Police investigating ex-Marine gun rights activist over armed park video
July 05, 2013
U.S. Park Police and Washington, D.C. Police are investigating a video posted by gun rights activist Adam Kokesh in which the former U.S. Marine and Iraq veteran is seen loading shells into a pump-action shotgun and promising a "final American Revolution" by "next Independence Day." According to Talking Points Memo, the video was posted Thursday to Kokesh's YouTube account.
The clip, called "Open Carry March on DC a Success," showed Kokesh standing in a black "Goodfellas"-style jacket and no tie in what appears to be Washington, D.C.'s Freedom Plaza, where carrying a loaded firearm is illegal.
“We will not be silent," Kokesh said, looking slightly wild-eyed and punctuating each phrase with another shell loaded into the gun's chamber. "We will not obey. We will not allow our government to destroy our humanity. We are the final American Revolution. See you next Independence Day.”
Kokesh, a Ron Paul 2012 supporter and 9/11 "truther" was forced to call off a planned armed march on Washington in May of this year. He and other gun rights activists planned to march across the Memorial Bridge from Virginia into Washington, D.C. carrying weapons that are against the law in the nation's capitol.
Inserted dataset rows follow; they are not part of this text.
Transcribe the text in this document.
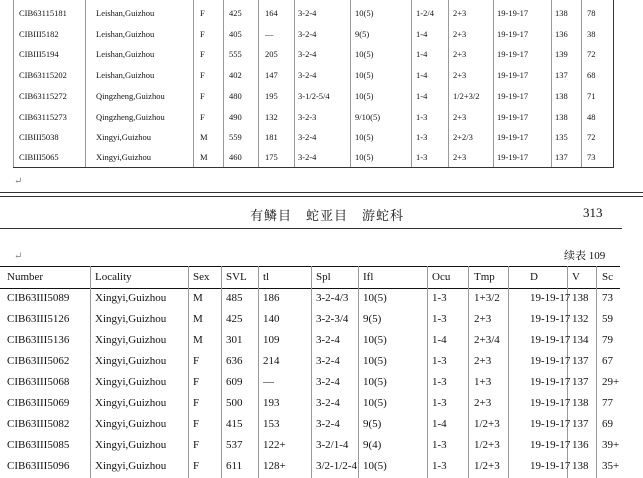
CIB63115181	Leishan,Guizhou	F	425	164 3-2-4	10(5)	1-2/4 2+3	19-19-17	138 78
CIBIII5182	Leishan,Guizhou	F	405	—	3-2-4	9(5)	1-4	2+3	19-19-17	136 38
CIBIII5194	Leishan,Guizhou	F	555	205 3-2-4	10(5)	1-4	2+3	19-19-17	139 72
CIB63115202	Leishan,Guizhou	F	402	147 3-2-4	10(5)	1-4	2+3	19-19-17	137 68
CIB63115272	Qingzheng,Guizhou	F	480	195 3-1/2-5/4	10(5)	1-4	1/2+3/2 19-19-17	138 71
CIB63115273	Qingzheng,Guizhou	F	490	132 3-2-3	9/10(5)	1-3	2+3	19-19-17	138 48
CIBIII5038	Xingyi,Guizhou	M	559	181 3-2-4	10(5)	1-3	2+2/3	19-19-17	135 72
CIBIII5065	Xingyi,Guizhou	M	460	175 3-2-4	10(5)	1-3	2+3	19-19-17	137 73
↵
有鳞目　蛇亚目　游蛇科	313
↵	续表 109
Number	Locality	Sex SVL tl	Spl	Ifl	Ocu Tmp	D	V Sc
CIB63III5089 Xingyi,Guizhou M 485 186	3-2-4/3 10(5)	1-3 1+3/2	19-19-17 138 73
CIB63III5126 Xingyi,Guizhou M 425 140	3-2-3/4 9(5)	1-3 2+3	19-19-17 132 59
CIB63III5136 Xingyi,Guizhou M 301 109	3-2-4 10(5)	1-4 2+3/4	19-19-17 134 79
CIB63III5062 Xingyi,Guizhou F 636 214	3-2-4 10(5)	1-3 2+3	19-19-17 137 67
CIB63III5068 Xingyi,Guizhou F 609 —	3-2-4 10(5)	1-3 1+3	19-19-17 137 29+
CIB63III5069 Xingyi,Guizhou F 500 193	3-2-4 10(5)	1-3 2+3	19-19-17 138 77
CIB63III5082 Xingyi,Guizhou F 415 153	3-2-4 9(5)	1-4 1/2+3	19-19-17 137 69
CIB63III5085 Xingyi,Guizhou F 537 122+	3-2/1-4 9(4)	1-3 1/2+3	19-19-17 136 39+
CIB63III5096 Xingyi,Guizhou F 611 128+	3/2-1/2-4 10(5)	1-3 1/2+3	19-19-17 138 35+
“(W)e will muster at the National Cemetery & at noon we will step off to march across the Memorial Bridge, down Independence Avenue, around the Capitol, the Supreme Court, & the White House, then peacefully return to Virginia across the Memorial Bridge,” wrote Kokesh on a Facebook page announcing the event.
The Veterans for Ron Paul founder made headlines in 2012 when he released a video musing about the assassination of erstwhile presidential candidate and former Massachusetts Gov. Mitt Romney (R). Kokesh said he did not "endorse the plan" to kill Romney, but that "I cannot deny that the thought hasn’t crossed my mind as well as so many other libertarians and Ron Paul supporters of late.”
The issue, he said, provoked "interesting moral questions."